The National Theatre's One Man, Two Guvnors on YouTube is a triumphant reminder of why theatre matters – and one million people agree

The show had its digital premiere on the National last night

The West End cast of One Man, Two Guvnors
The West End cast of One Man, Two Guvnors
© Dan Wooller for WhatsOnStage

It was inspired of the National Theatre to begin their weekly YouTube streaming of great productions from their repertoire with the deliriously silly One Man, Two Guvnors, starring James Corden as a very harassed servant. What's needed at a time of national crisis, when everyone is almost crippled with anxiety, is the opportunity to laugh.

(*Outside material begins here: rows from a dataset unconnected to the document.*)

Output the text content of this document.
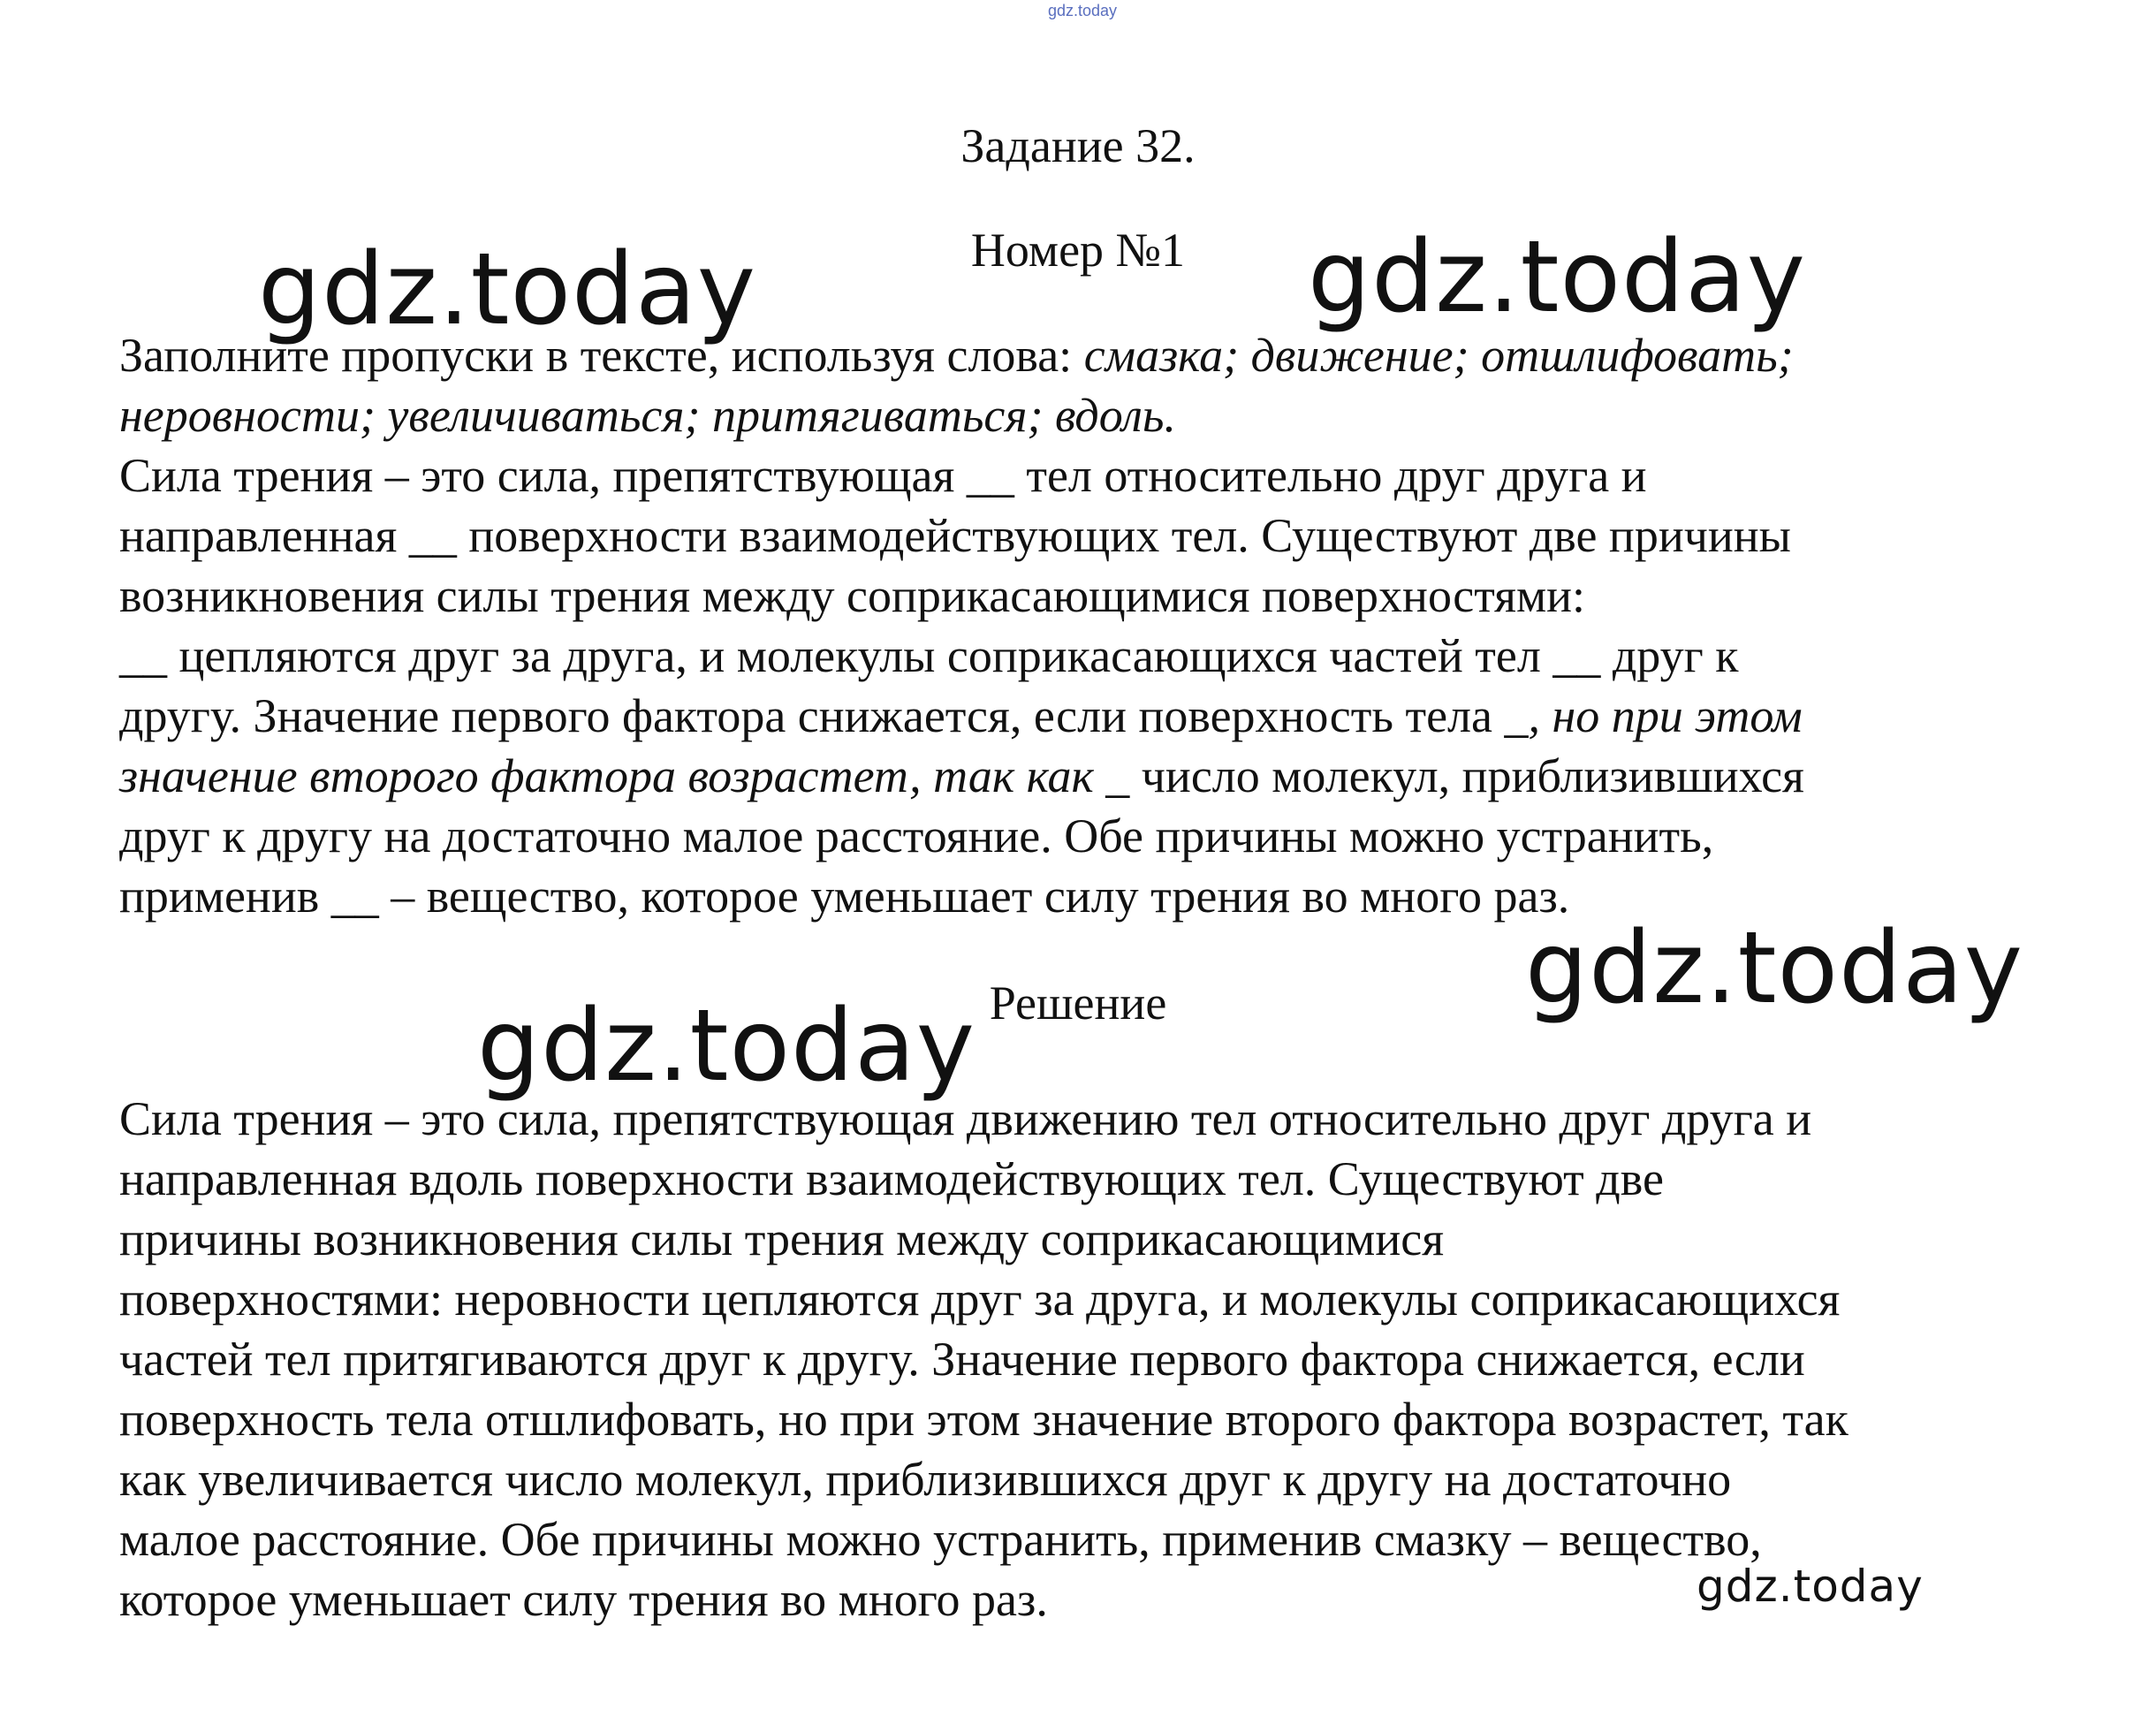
gdz.today
Задание 32.
Номер №1
Заполните пропуски в тексте, используя слова: смазка; движение; отшлифовать;
неровности; увеличиваться; притягиваться; вдоль.
Сила трения – это сила, препятствующая __ тел относительно друг друга и
направленная __ поверхности взаимодействующих тел. Существуют две причины
возникновения силы трения между соприкасающимися поверхностями:
__ цепляются друг за друга, и молекулы соприкасающихся частей тел __ друг к
другу. Значение первого фактора снижается, если поверхность тела _, но при этом
значение второго фактора возрастет, так как _ число молекул, приблизившихся
друг к другу на достаточно малое расстояние. Обе причины можно устранить,
применив __ – вещество, которое уменьшает силу трения во много раз.
Решение
Сила трения – это сила, препятствующая движению тел относительно друг друга и
направленная вдоль поверхности взаимодействующих тел. Существуют две
причины возникновения силы трения между соприкасающимися
поверхностями: неровности цепляются друг за друга, и молекулы соприкасающихся
частей тел притягиваются друг к другу. Значение первого фактора снижается, если
поверхность тела отшлифовать, но при этом значение второго фактора возрастет, так
как увеличивается число молекул, приблизившихся друг к другу на достаточно
малое расстояние. Обе причины можно устранить, применив смазку – вещество,
которое уменьшает силу трения во много раз.
gdz.today	gdz.today
gdz.today
gdz.today
gdz.today
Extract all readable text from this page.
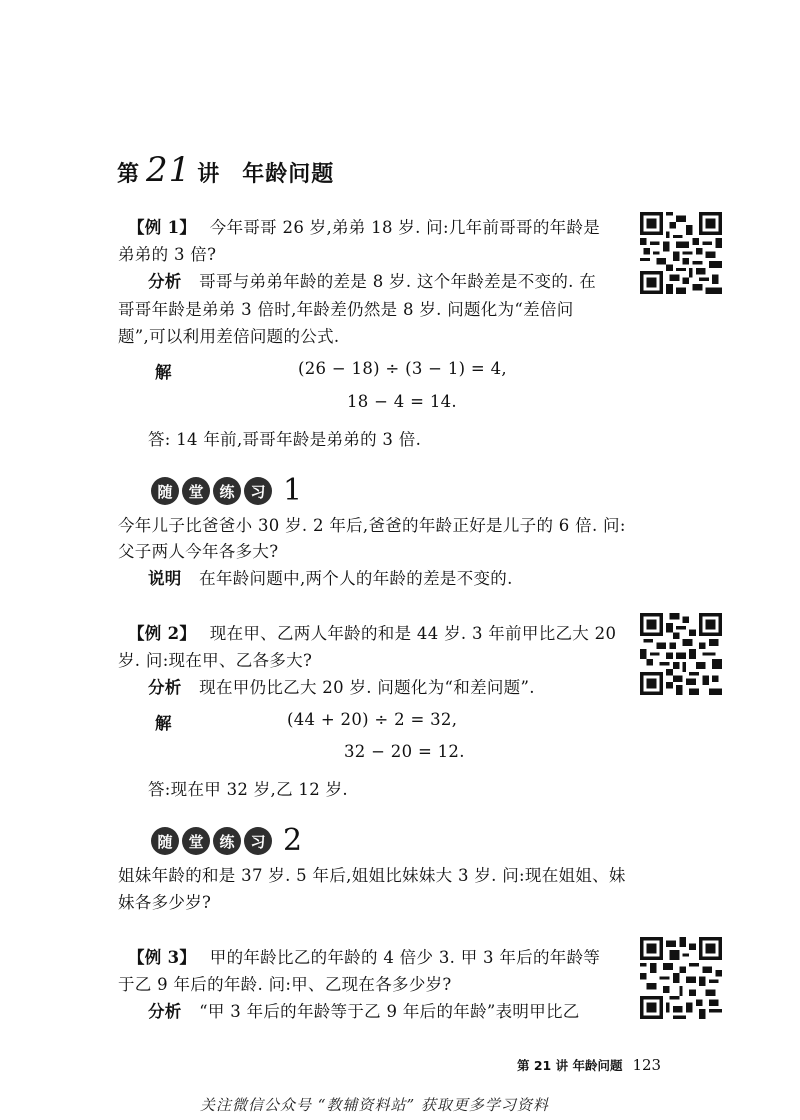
第 21 讲 年龄问题
【例 1】 今年哥哥 26 岁,弟弟 18 岁. 问:几年前哥哥的年龄是
弟弟的 3 倍?
分析 哥哥与弟弟年龄的差是 8 岁. 这个年龄差是不变的. 在
哥哥年龄是弟弟 3 倍时,年龄差仍然是 8 岁. 问题化为“差倍问
题”,可以利用差倍问题的公式.
解	(26 − 18) ÷ (3 − 1) = 4,
18 − 4 = 14.
答: 14 年前,哥哥年龄是弟弟的 3 倍.
随	堂	练	习 1
今年儿子比爸爸小 30 岁. 2 年后,爸爸的年龄正好是儿子的 6 倍. 问:
父子两人今年各多大?
说明 在年龄问题中,两个人的年龄的差是不变的.
【例 2】 现在甲、乙两人年龄的和是 44 岁. 3 年前甲比乙大 20
岁. 问:现在甲、乙各多大?
分析 现在甲仍比乙大 20 岁. 问题化为“和差问题”.
解	(44 + 20) ÷ 2 = 32,
32 − 20 = 12.
答:现在甲 32 岁,乙 12 岁.
随	堂	练	习 2
姐妹年龄的和是 37 岁. 5 年后,姐姐比妹妹大 3 岁. 问:现在姐姐、妹
妹各多少岁?
【例 3】 甲的年龄比乙的年龄的 4 倍少 3. 甲 3 年后的年龄等
于乙 9 年后的年龄. 问:甲、乙现在各多少岁?
分析 “甲 3 年后的年龄等于乙 9 年后的年龄”表明甲比乙
第 21 讲 年龄问题 123
关注微信公众号 “教辅资料站” 获取更多学习资料
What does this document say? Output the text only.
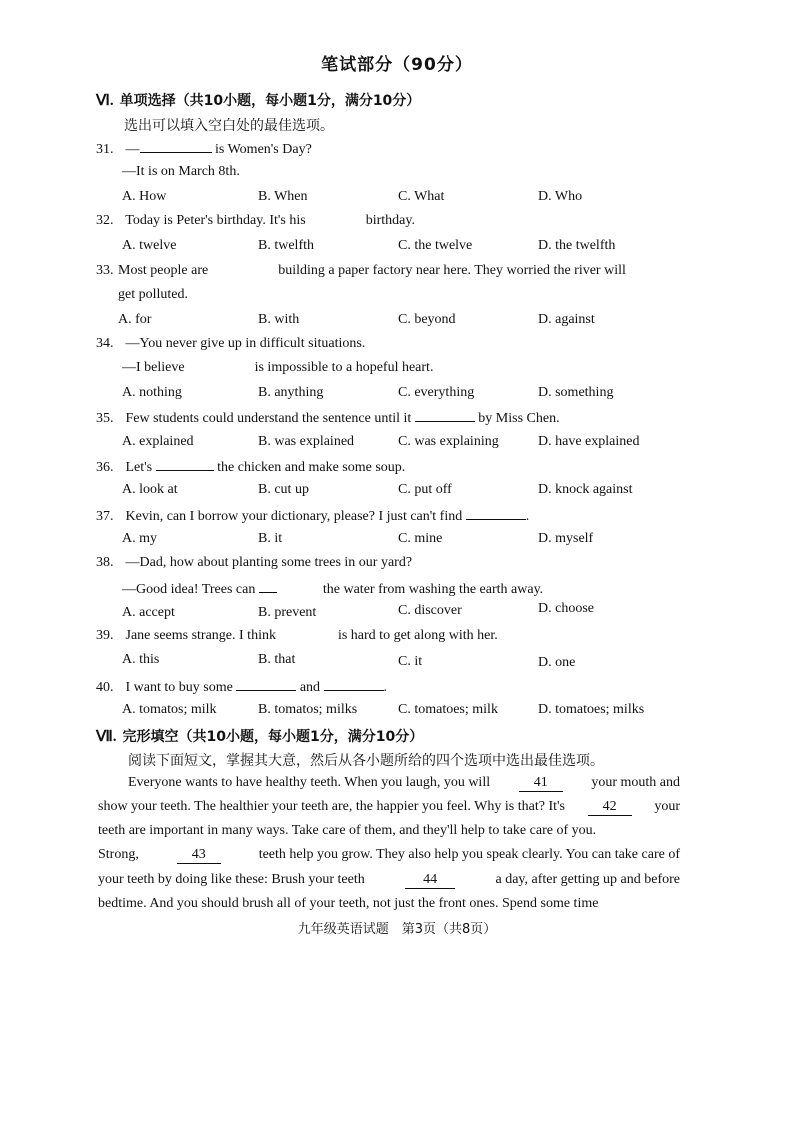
笔试部分（90分）
Ⅵ. 单项选择（共10小题，每小题1分，满分10分）
选出可以填入空白处的最佳选项。
31. —	is Women's Day?
—It is on March 8th.
A. How	B. When	C. What	D. Who
32. Today is Peter's birthday. It's his	birthday.
A. twelve	B. twelfth	C. the twelve	D. the twelfth
33. Most people are	building a paper factory near here. They worried the river will
get polluted.
A. for	B. with	C. beyond	D. against
34. —You never give up in difficult situations.
—I believe	is impossible to a hopeful heart.
A. nothing	B. anything	C. everything	D. something
35. Few students could understand the sentence until it	by Miss Chen.
A. explained	B. was explained	C. was explaining	D. have explained
36. Let's	the chicken and make some soup.
A. look at	B. cut up	C. put off	D. knock against
37. Kevin, can I borrow your dictionary, please? I just can't find	.
A. my	B. it	C. mine	D. myself
38. —Dad, how about planting some trees in our yard?
—Good idea! Trees can	the water from washing the earth away.
A. accept	B. prevent	C. discover	D. choose
39. Jane seems strange. I think	is hard to get along with her.
A. this	B. that	C. it	D. one
40. I want to buy some	and	.
A. tomatos; milk	B. tomatos; milks	C. tomatoes; milk	D. tomatoes; milks
Ⅶ. 完形填空（共10小题，每小题1分，满分10分）
阅读下面短文，掌握其大意，然后从各小题所给的四个选项中选出最佳选项。
Everyone wants to have healthy teeth. When you laugh, you will	41	your mouth and
show your teeth. The healthier your teeth are, the happier you feel. Why is that? It's	42	your
teeth are important in many ways. Take care of them, and they'll help to take care of you.
Strong,	43	teeth help you grow. They also help you speak clearly. You can take care of
your teeth by doing like these: Brush your teeth	44	a day, after getting up and before
bedtime. And you should brush all of your teeth, not just the front ones. Spend some time
九年级英语试题　第3页（共8页）
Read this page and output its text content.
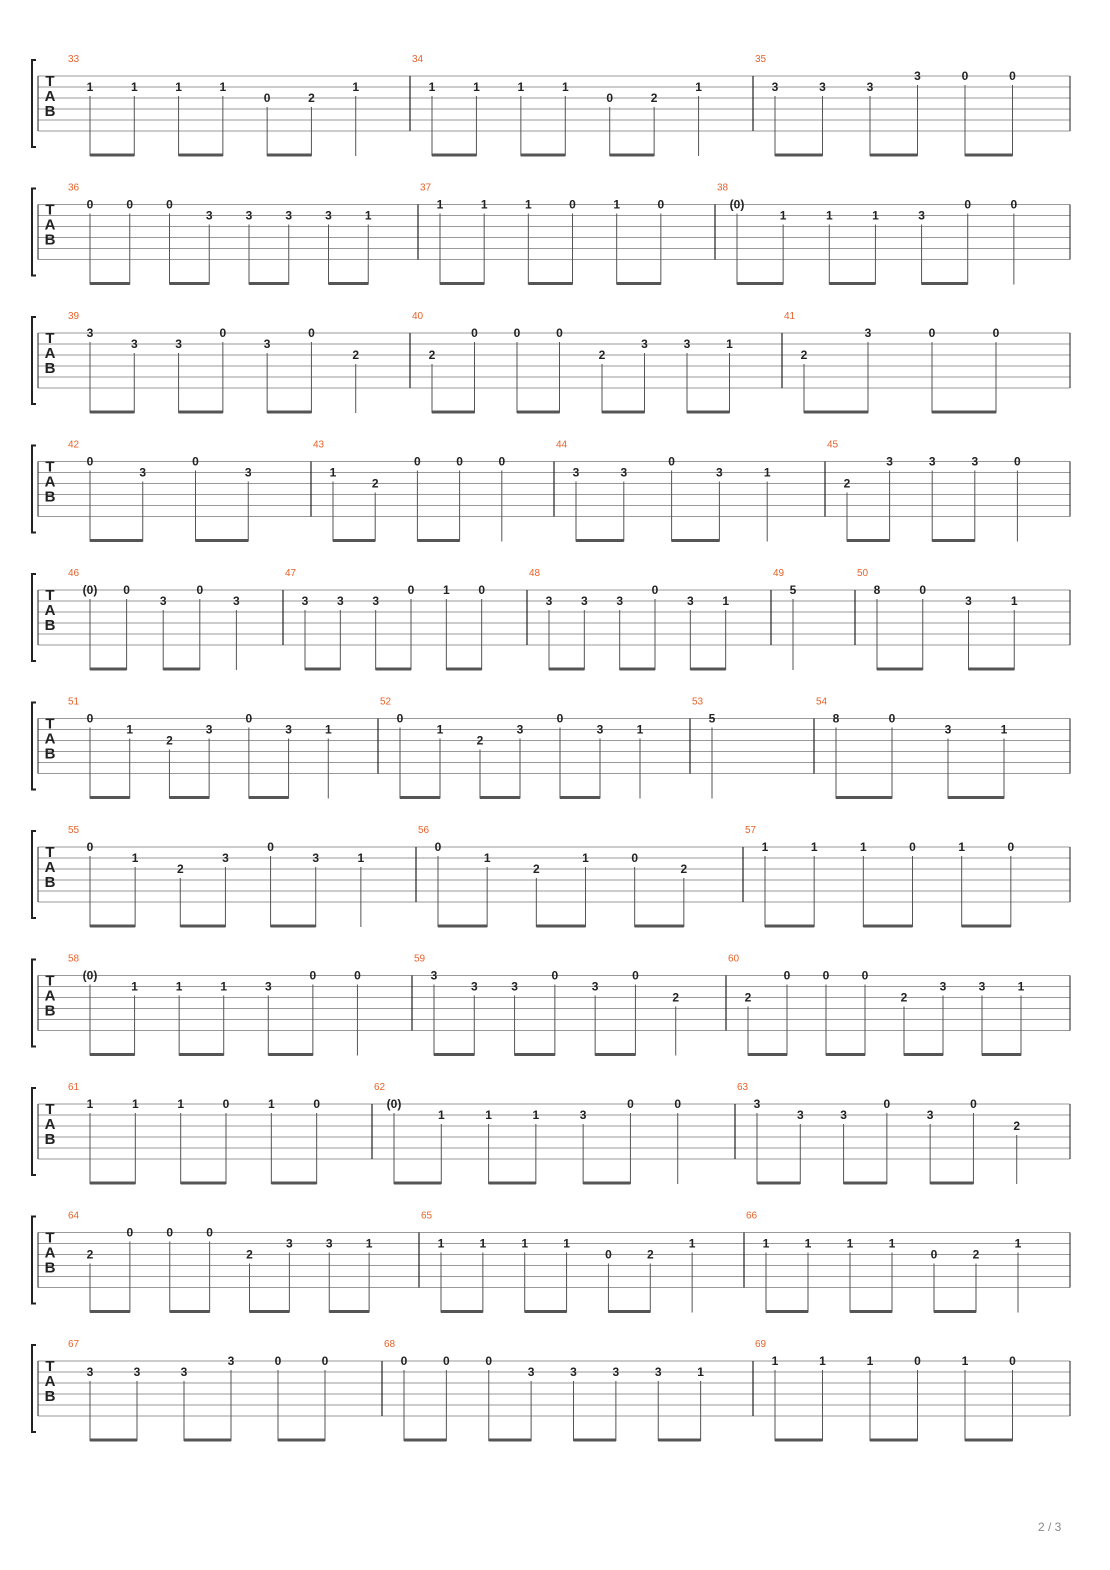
T
A
B
33
1	1	1	1
0	2
1
34
1	1	1	1
0	2
1
35
3	3	3
3	0	0
T
A
B
36
0	0	0
3	3	3	3	1
37
1	1	1	0	1	0
38
(0)
1	1	1	3
0	0
T
A
B
39
3
3	3
0
3
0
2
40
2
0	0	0
2
3	3	1
41
2
3	0	0
T
A
B
42
0
3
0
3
43
1
2
0	0	0
44
3	3
0
3	1
45
2
3	3	3	0
T
A
B
46
(0) 0
3
0
3
47
3 3 3
0 1 0
48
3 3 3
0
3 1
49
5
50
8	0
3	1
T
A
B
51
0
1
2
3
0
3	1
52
0
1
2
3
0
3	1
53
5
54
8	0
3	1
T
A
B
55
0
1
2
3
0
3	1
56
0
1
2
1	0
2
57
1	1	1	0	1	0
T
A
B
58
(0)
1	1	1	3
0	0
59
3
3	3
0
3
0
2
60
2
0	0	0
2
3	3	1
T
A
B
61
1	1	1	0	1	0
62
(0)
1	1	1	3
0	0
63
3
3	3
0
3
0
2
T
A
B
64
2
0	0	0
2
3	3	1
65
1	1	1	1
0	2
1
66
1	1	1	1
0	2
1
T
A
B
67
3	3	3
3	0	0
68
0	0	0
3	3	3	3	1
69
1	1	1	0	1	0
2 / 3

Suddenly, the popularity of Restoration Comedy after a time of war, uncertainty and plague made perfect sense. The foibles of humanity are its greatest release.

A staggering near-million people and counting clearly agree with me. That's how many have already seen the National's stream – with a peak audience of 209,000. Those are audience figures for theatre people to dream about. In the Lyttelton Theatre, and then on tour, on transfer to the West End and finally on Broadway, Corden played to 504,417.

My personal favourite line is "A man will do anything to get you into bed; lie, cheat, buy a bed."

I was lucky enough to be revisiting the production. I saw it with my family when it opened at the National in 2011 and it counts as one of my happiest memories of theatre-going. I shall always remember watching my younger son, who was then about 11, collapsing with helpless laughter on the floor in front of his seat at the endlessly inventive restaurant scene, with its doddery waiter (the tireless Tom Edden) repeatedly falling down the stairs.

I've always loved a farce (as a young person I had an embarrassing fondness – at least to my Methodist parents – for those shows where vicars ended up without trousers) but they can often misfire. This adaption by Richard Bean of Goldoni's 17th-century original is a peach, snappy and full of wonderfully witty and silly lines. My personal favourite is "A man will do anything to get you into bed; lie, cheat, buy a bed." Although the imperishable "They don't trust me with cheese" runs it pretty close.

It wraps the audience in its embrace

But Nicholas Hytner's entire production is a gem. It centres around a performance of incredible assurance and warmth by Corden, one that reveals exactly why he went on to become such a megastar. With the assistance of the brilliant associate director Cal McCrystal of Spymonkey fame, he times each gag, each pratfall, to perfection. He has that quality, which all great clowns possess, of being dainty at the same time as flinging himself around the stage. There are moments when his delivery is reminiscent of the late, great Les Dawson, with the same delicacy of touch and instinctive understanding of when the laugh will fall.

But everything around him is equally good: Oliver Chris is so funny that he regularly makes Corden corpse. Or perhaps that's deliberate. You never absolutely know with corpsing. Or indeed with a lot of the highlights of this production. But whatever it is, it is good-hearted; it wraps the audience in its embrace.

I thought that this might vanish on TV, that the performances (all excellent) and the carefully calibrated mayhem might just seem too big and too stupid, especially at a time when it is hard to laugh. But the opposite happened: the sheer pleasure of the interaction between the people watching and the people on stage came over strongly, the magic of community was preserved. This matters because One Man, Two Guvnors is not an instantly likeable play; it is the production and the actors' ability to create that bond with the audience that makes it so.

Above all, the National Theatre's first At Home was a triumphant reminder of why theatre matters; it brings people together to experience something that lifts them out of and above their lives. Sometimes it makes you think (I'm going to give Schaubühne's legendary Richard III a go tonight), sometimes it provokes. Sometimes it irritates. Sometimes it simply makes you laugh. But always it is a gesture of vitality, a light in the dark. It's wonderful that while the theatres themselves are closed, streaming can remind of us that.